“Ahsoka,” the much anticipated Rosario Dawson vehicle, certainly relies on affinity to previously depicted characters to power its initial emotional arcs. So if you’re not already invested in Sabine Wren, Ezra Bridger, Hera Syndulla, and other characters from previous stories like the Star Wars animated show “Rebels,” you may be adrift for the first two episodes.
This new Disney+ series opens with two Force-sensitive human villains (Ray Stevenson as Baylan Skoll and Ivanna Sakhno as Shin Hati) freeing Morgan Elsbeth (Diana Lee Inosanto), who had been previously delivered to the Rebellion by Ahsoka for safekeeping. When we first see our heroine, she’s looking for a map to major “Rebels” villain Grand Admiral Thrawn, who Morgan Elsbeth is also seeking and is presumably with Ezra. Ahoska gets the map but needs help making sense of it. With encouragement from Hera Syndulla (Mary Elizabeth Winstead), Ahsoka enlists her former Padawan Sabine (Natasha Liu Bordizzo) to help.
Casual Star Wars fans may be forgiven for not having seen every installment and perhaps being a little lost at the start of “Ahsoka.” (Consider it punishment for not being loyal enough.) Still, “Ahsoka” has classic Star Wars stylistic flourishes, like how the show opens with that famous scrolling text—but with a more serious red this time. Early on, we’re also reminded of the franchise’s lore, from how each lightsaber is unique to its owner to Ahsoka’s days as the padawan of a pre-Darth Vader Anakin Skywalker.
From the first two episodes made available to critics, it’s hard to tell where “Ahsoka” falls in the Star Wars universe. It appears to lack the political aspirations of “Andor,” an exposé of how fascism rises and affects the fates of immigrants when it does. “Ahsoka” doesn’t have much of that, only a slight note about how greed, not loyalty, wins people over to the Empire. It also is missing the madcap fun of “The Mandalorian.” There’s no monster of the week or cutesy sidekicks here.
Instead, we have Ahsoka herself, a compelling character and enigma in the Star Wars universe. She is both part of the central Darth Vader/Luke/Leia tale and separate from it, a Jedi by training but one that left before completing her training.
She’s also visibly not human, a rarity for a Star Wars protagonist. And a woman of color, too. As such, Rosario Dawson fills her head tails well. She moves and speaks slowly and purposefully. Ahsoka is a hero who will not be rushed, and who is clear in her sense of self and place in the universe.
Of course, that doesn’t mean she can’t go quickly when needed. Plenty of fun action sequences in “Ahsoka” let us watch Dawson’s character wield her two white lightsabers with purpose, speed, and precision.
Will that be enough to power a full series? It’s unclear from the first two episodes, but the myth of the character and Dawson’s performance gives enough reason to tune in. We’ve been waiting for it long enough.

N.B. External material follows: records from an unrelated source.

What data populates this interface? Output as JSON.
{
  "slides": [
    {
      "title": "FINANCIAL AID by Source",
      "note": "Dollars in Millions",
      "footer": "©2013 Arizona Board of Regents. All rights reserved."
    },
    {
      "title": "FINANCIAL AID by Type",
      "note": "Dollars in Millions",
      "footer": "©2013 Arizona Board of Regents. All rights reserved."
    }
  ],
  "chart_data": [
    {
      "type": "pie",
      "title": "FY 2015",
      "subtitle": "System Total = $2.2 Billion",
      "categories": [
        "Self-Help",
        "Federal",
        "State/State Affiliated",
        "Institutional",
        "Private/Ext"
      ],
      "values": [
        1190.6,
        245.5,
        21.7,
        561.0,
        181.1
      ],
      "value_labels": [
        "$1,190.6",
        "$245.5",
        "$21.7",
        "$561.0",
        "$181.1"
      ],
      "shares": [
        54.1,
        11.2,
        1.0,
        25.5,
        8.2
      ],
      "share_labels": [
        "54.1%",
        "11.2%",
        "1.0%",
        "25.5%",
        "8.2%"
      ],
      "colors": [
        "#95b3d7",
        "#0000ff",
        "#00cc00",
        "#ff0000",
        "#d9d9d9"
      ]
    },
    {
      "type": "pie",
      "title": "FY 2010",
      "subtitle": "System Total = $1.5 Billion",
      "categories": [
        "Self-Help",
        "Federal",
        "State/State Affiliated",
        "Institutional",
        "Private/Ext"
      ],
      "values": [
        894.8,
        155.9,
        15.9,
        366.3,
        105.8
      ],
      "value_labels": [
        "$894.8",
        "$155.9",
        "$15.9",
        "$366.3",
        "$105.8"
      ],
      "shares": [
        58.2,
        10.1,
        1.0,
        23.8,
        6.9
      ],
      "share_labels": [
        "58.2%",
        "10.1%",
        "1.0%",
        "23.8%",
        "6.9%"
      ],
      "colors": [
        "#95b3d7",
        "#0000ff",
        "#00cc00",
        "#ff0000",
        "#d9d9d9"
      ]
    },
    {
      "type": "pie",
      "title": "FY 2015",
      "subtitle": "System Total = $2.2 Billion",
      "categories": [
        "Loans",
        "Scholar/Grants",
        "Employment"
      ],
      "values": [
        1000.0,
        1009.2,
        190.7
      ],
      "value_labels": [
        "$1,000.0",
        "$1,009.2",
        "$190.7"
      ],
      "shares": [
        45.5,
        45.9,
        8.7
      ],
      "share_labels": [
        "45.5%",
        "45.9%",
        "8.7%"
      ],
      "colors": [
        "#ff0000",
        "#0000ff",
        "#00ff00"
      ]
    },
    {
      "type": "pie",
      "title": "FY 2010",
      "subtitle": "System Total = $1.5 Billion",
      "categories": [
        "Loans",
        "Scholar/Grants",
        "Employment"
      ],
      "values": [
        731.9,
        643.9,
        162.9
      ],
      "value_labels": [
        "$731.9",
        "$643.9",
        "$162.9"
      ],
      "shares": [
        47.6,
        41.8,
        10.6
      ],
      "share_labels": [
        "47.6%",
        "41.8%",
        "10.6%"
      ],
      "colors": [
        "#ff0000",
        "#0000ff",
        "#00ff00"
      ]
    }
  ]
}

When the Vanity Fair cover dropped last year featuring Dawson, Diego Luna (“Andor”), and Pedro Pascal (“The Mandalorian”), it felt like Latinos had arrived, conquering the galaxy, far, far away, and our imaginations back on Earth too. But the truth has been a bit more complicated as their characters aren’t Latino per se—how could they be when they’re from different worlds altogether?
For Dawson as Ahsoka, it’s even more fraught. Luna kept his Mexican accent in “Andor,” while the planet of Mandalor could be read as a Latin American country decimated by empirical greed like Pascal’s own Chile. But Ahsoka’s backstory is more Star Wars legend than any geopolitical reality on Earth.

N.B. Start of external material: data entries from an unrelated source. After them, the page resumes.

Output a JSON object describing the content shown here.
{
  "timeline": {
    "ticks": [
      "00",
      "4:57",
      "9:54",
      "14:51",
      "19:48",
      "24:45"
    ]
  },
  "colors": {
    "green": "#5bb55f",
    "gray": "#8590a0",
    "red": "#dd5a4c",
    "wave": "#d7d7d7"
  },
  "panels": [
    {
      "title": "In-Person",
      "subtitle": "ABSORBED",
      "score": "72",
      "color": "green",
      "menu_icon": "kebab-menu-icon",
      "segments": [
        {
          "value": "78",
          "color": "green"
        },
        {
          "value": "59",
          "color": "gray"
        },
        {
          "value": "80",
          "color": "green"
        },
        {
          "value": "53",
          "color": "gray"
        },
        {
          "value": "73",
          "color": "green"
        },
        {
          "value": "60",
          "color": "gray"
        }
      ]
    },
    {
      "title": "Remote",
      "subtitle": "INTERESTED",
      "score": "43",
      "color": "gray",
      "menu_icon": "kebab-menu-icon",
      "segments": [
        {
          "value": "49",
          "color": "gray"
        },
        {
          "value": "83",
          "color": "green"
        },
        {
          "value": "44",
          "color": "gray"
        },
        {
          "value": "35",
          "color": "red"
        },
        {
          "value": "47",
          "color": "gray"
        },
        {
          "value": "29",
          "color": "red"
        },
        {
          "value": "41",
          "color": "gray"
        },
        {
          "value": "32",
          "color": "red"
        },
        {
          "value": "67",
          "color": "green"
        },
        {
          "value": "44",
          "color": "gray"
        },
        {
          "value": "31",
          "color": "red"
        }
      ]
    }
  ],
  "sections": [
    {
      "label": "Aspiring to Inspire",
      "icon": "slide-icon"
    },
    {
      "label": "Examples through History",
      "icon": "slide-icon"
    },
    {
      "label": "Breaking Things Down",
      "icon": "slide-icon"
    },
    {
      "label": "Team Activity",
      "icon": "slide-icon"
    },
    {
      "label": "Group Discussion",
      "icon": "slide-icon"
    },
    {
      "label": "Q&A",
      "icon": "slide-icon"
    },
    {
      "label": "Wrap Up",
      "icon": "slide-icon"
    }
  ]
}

Then there’s the matter of her body paint. She’s orange from head to toe, the beauty of her natural skin tone obscured. As when Lupita Nyong’o plays Maz in this universe, or Zoe Saldaña becomes green (“Guardians of the Galaxy”) or blue (“Avatar”) in other galaxies, it seems no matter how far some creators place their imagined societies, they can still only depict Black women as others—never fully human.

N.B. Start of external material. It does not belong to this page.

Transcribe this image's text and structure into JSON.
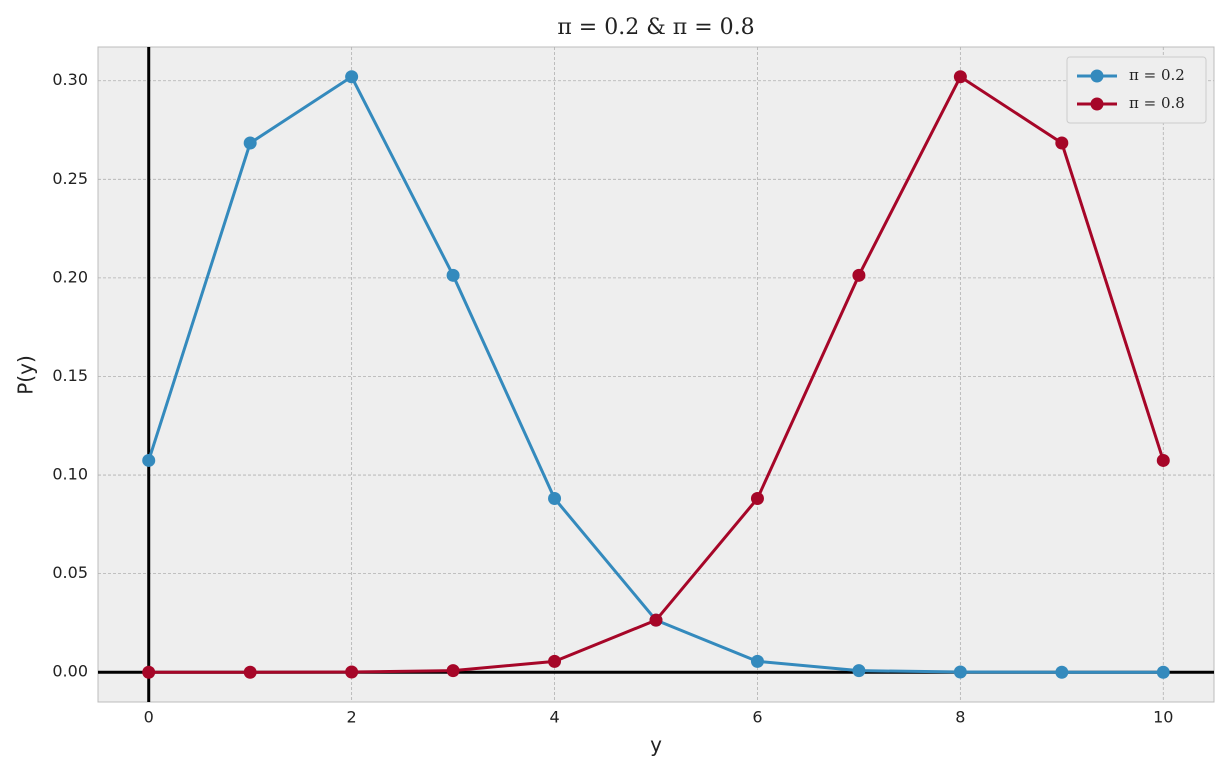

Of course, it does matter that Ahsoka is no longer a side character. She’s the titular hero in an expensive and well-marketed franchise. As such, her show is an arrival of sorts. Here we have an Afro-Latina woman holding the screen and our attention like she was born for the role. And maybe she was. We’ll have to see more where “Ahsoka” takes Dawson next to find out.
Two episodes of “Ahsoka” were screened for review. “Ahsoka” premieres on Disney+ on August 23, 2023.